Et là, boum : Yama Yama. Techno froide aux parfums orientaux, un hommage à leurs potes d'Acid Arab, calibré pour faire danser les corps moites à quatre heures du matin dans un warehouse crasseux. Pas le temps de souffler, Give Me More s'enchaîne, un Prince 1989 sous speed, à la fois hommage et parodie, qui réussit l'exploit de se hisser au niveau du défunt parodié. On arrive au climax avec Stink Foot, où Jessica Winter transforme un improbable morceau issu du générique de Gym Tonic en bombe big-beat 90s déglinguée. On ne cherche plus à comprendre, on danse. Et puis, alors qu'on pensait que la fête était finie, Lias nous chope par l'épaule : « Where the fuck do you think you're going mate? » C'est parti pour The Krack Drought Suite Pts 1-3, une after en enfer qui mélange durant plus de neuf minutes techno-punk aride à la Atari Teenage Riot, post-punk acide façon PiL, gabber en sueur et auto-tune dégoulinant. Un délire de fin de soirée aussi éprouvant que génial, où Lias semble s'adresser directement aux jeunes fous furieux de Fat Dog, VLURE et consorts pour leur rappeler qui est le patron. C'est qui, hein, c'est qui ? C'est le Youki à son papi, à sa mamie !

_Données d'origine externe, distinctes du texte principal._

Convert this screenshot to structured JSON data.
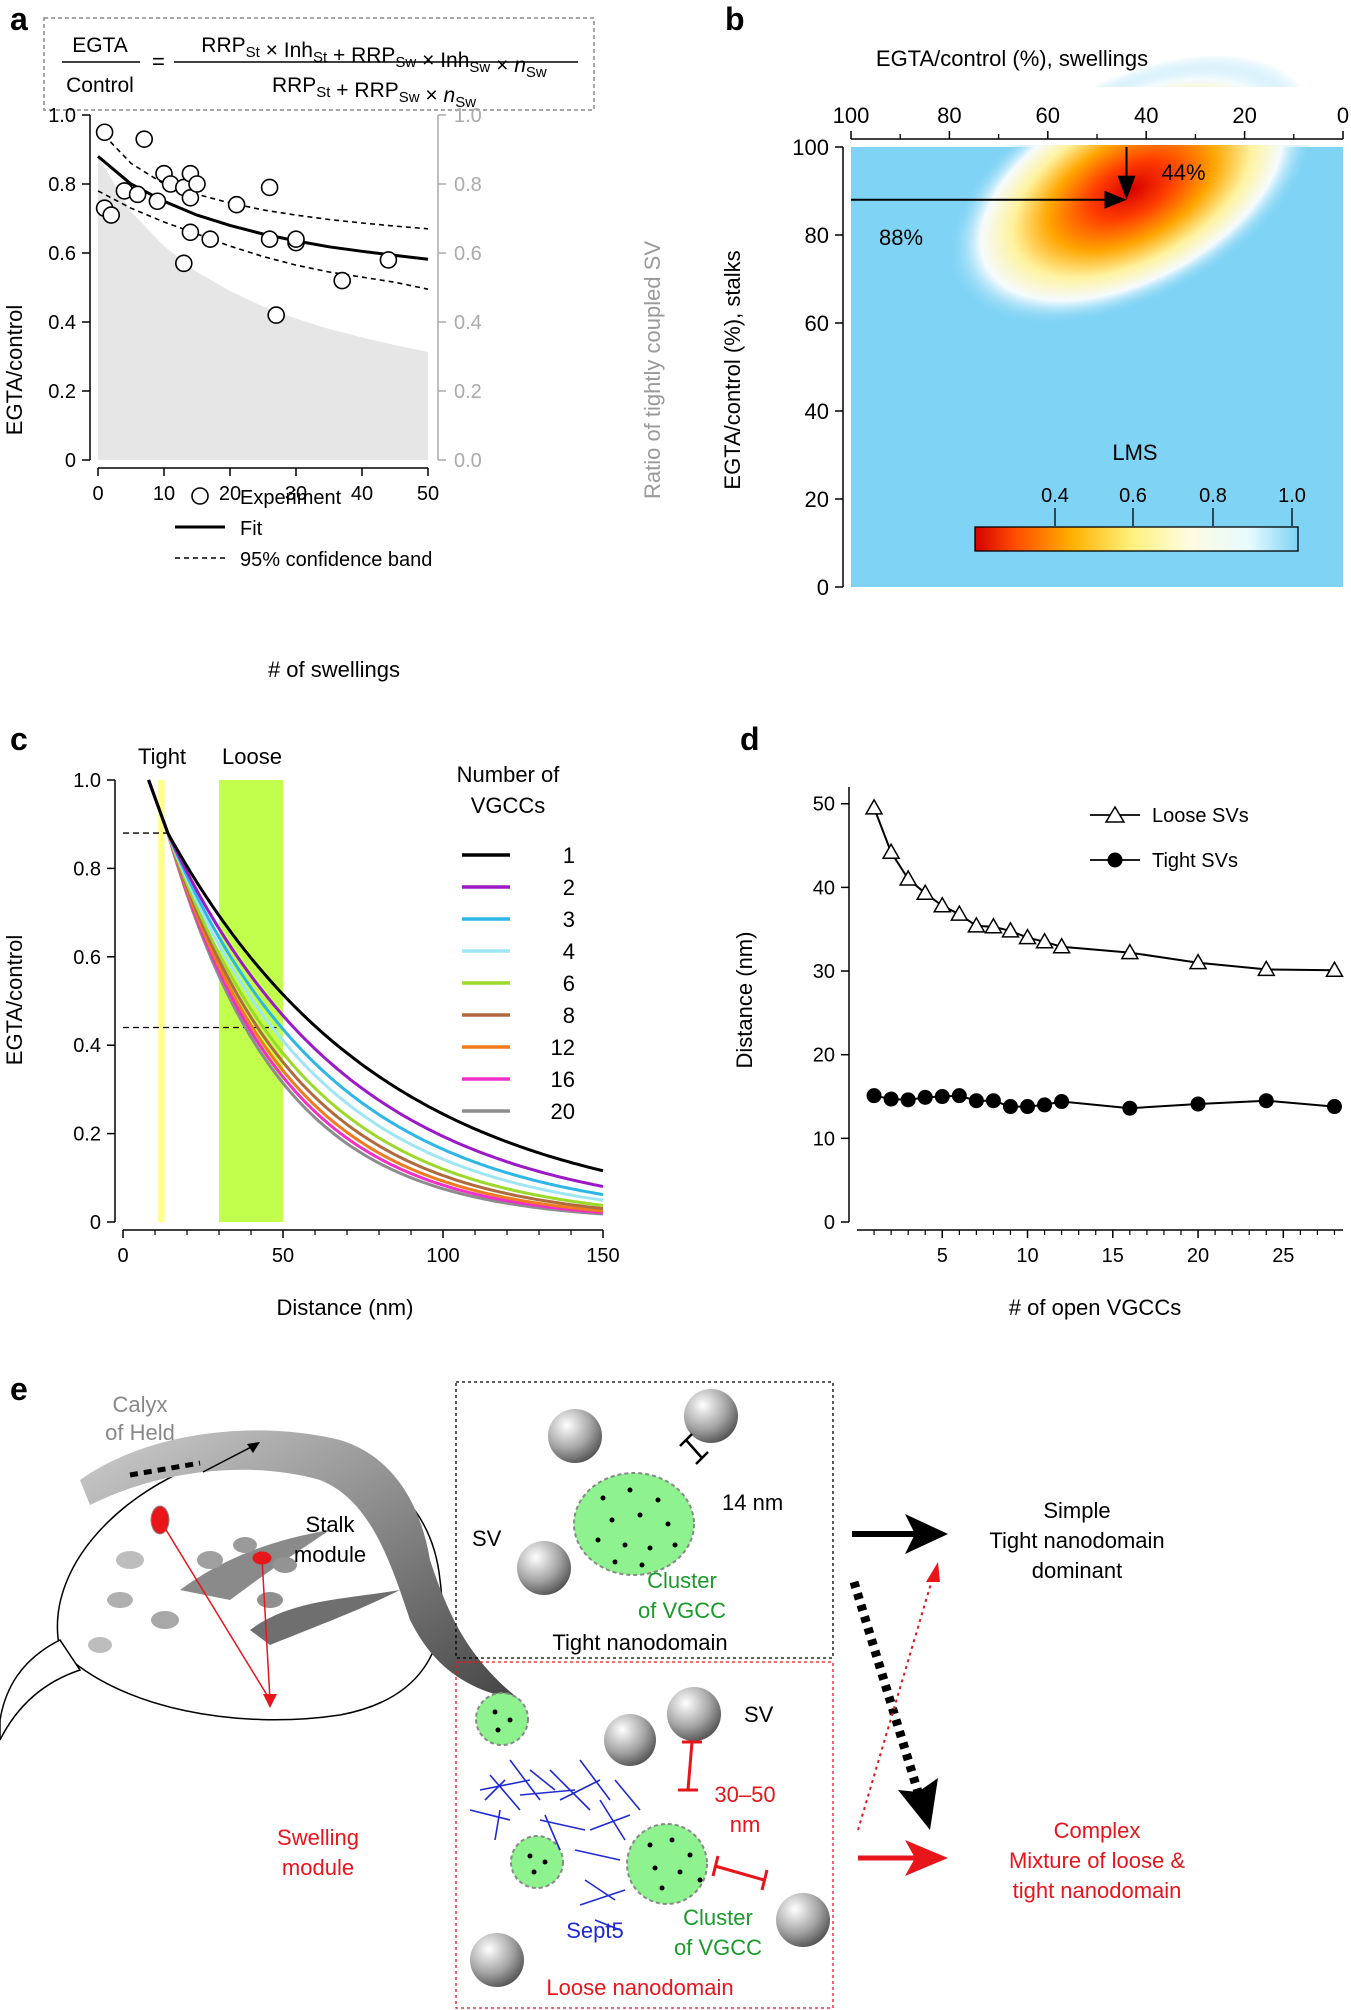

Avec No Rocket Required, The Moonlandingz signent un retour fracassant, un album aussi intelligent que crétin, aussi bordélique que maîtrisé. Un manifeste pour l'idiotie éclairée, un pied de nez à tous ceux qui pensaient que Lias Saoudi et sa bande allaient rentrer dans le rang. Ce disque est un patchwork de musiques qui se dansent et qui se démembrent, une traversée hallucinée de l'histoire du son, où chaque style est démonté pour être mieux réinventé. Les gamins qui pensent pouvoir rendre le rock à nouveau dangereux feraient bien d'écouter ce disque et de prendre des notes. Parce que tant que Lias Saoudi écrira sur son torse avec son propre sang à quatre heures du matin, le trône du chaos ne sera pas vacant.